My father was an electronics engineer. I had one of the first black and white TVs on the block as a kid. I had it in my room and listened to it constantly without supervision. There were not many controversial shows on TV at that time. The TV was often background noise as I did homework late into the night. Because I scored high grades, my folks never censored the TV. They also let me smoke in my room as a kid, so maybe more restrictions should have been in place. I overcame it all.

  1. No TV on school nights. This rule was relaxed a bit by the time I got to high school, I think mainly because my mother was tired of arguing with us about it. But if grades slipped (which was her reasoning in the first place), the TV was a no go once again.

  2. They could watch as much TV as they wanted. My mother swore by her novellas. The one time I got to watch TV on a school night was when my mother was doing something to my hair. Sadly, though, believe it or not, Spanish soap operas weren’t very thrilling to me. Neither was “Murder She Wrote.”

  3. Too much. Entirely too much time on the internets, and maybe an hour or two of TV a day. Six months ago, it was zero hours of TV a day. Always too much time on the internets, though. Damn tubes!

My brother and I didn’t have any t.v. rules at home. But we never had anything other than rabbit ears, until they did that whole conversion thing. Seven channels doesn’t afford much to watch. We never had a computer either. We had a Sega Genesis and PS2, but still only played for a few hours a day maybe.

My parents didn’t watch too much t.v. either for the same reason. Maybe two or three hours of t.v. watching.

Nowadays I’m spoiled with cable and internets, but I still only play on the computer for a couple hours, and watch like five hours of t.v. a day.

  1. When you were a kid, what were your rules for the amount of TV/computer time you could have?

There were no rules as there were no such things as television or computers.

  1. How much “screen time” did other members of your family (eg parents) have?

See answer to 1)

  1. How much time do you spend in front of a screen each day now (excluding work time) and what determines this amount?

None at all. Have neither TV nor computer at home.

  1. We had the perverse rule of “as much broadcast TV or movies as you want, but only 1 hour at most of video games”. I suspect this was because…

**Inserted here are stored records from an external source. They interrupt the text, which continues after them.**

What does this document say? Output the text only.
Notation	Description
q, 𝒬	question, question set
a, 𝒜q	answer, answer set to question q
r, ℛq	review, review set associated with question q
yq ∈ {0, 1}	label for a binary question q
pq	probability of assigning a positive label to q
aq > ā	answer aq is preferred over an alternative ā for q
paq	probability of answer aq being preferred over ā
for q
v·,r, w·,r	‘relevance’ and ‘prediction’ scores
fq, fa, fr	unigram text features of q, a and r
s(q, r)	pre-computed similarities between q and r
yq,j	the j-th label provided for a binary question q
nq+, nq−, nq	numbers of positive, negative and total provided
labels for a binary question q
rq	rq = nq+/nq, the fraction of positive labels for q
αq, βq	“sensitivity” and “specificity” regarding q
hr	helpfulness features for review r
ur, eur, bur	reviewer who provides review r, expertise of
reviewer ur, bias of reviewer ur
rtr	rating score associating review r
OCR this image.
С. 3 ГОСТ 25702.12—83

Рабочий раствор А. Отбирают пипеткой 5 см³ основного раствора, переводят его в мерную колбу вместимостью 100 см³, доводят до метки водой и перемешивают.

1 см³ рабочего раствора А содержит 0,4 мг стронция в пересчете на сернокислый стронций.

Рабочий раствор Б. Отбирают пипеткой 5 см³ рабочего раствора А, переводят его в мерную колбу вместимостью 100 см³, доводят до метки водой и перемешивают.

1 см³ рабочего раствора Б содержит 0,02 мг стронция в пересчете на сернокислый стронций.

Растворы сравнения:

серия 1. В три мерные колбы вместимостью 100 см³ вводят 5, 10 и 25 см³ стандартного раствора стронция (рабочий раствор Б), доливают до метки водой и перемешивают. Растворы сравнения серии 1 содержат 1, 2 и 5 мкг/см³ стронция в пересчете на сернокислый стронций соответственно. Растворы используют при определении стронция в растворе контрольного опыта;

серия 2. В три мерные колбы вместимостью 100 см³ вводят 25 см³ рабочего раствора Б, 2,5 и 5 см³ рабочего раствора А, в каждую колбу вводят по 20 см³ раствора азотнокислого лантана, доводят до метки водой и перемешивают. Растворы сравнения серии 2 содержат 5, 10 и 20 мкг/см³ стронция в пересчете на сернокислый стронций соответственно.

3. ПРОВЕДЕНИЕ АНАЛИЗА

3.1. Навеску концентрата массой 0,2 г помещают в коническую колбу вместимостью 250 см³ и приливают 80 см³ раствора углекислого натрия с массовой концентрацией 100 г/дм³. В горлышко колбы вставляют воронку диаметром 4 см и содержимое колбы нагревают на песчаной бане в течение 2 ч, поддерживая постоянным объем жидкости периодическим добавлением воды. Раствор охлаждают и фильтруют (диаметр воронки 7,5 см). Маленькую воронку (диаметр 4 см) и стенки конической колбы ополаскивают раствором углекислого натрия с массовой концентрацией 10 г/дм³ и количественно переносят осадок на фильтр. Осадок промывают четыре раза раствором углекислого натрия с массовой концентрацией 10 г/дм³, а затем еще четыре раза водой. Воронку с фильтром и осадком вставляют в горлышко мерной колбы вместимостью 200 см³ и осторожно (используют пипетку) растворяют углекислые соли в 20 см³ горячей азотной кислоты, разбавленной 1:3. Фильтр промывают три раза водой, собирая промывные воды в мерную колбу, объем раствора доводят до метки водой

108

  2. My parents essentially have two TVs on at all times they are in the house, for background noise if nothing else.

  3. I typically don’t watch any TV unless I’m sitting down to a movie, but I get 8 hours of screen time at work (system administrator) and then spend generally another 3-5 online in the evenings. It’s wildly variable, though–if I’ve got some new books, then I might not even look at the computer beyond a cursory glance at e-mail, but at this point in my life a new paperback lasts me for two days, tops, so gaming is really my most reliable entertainment.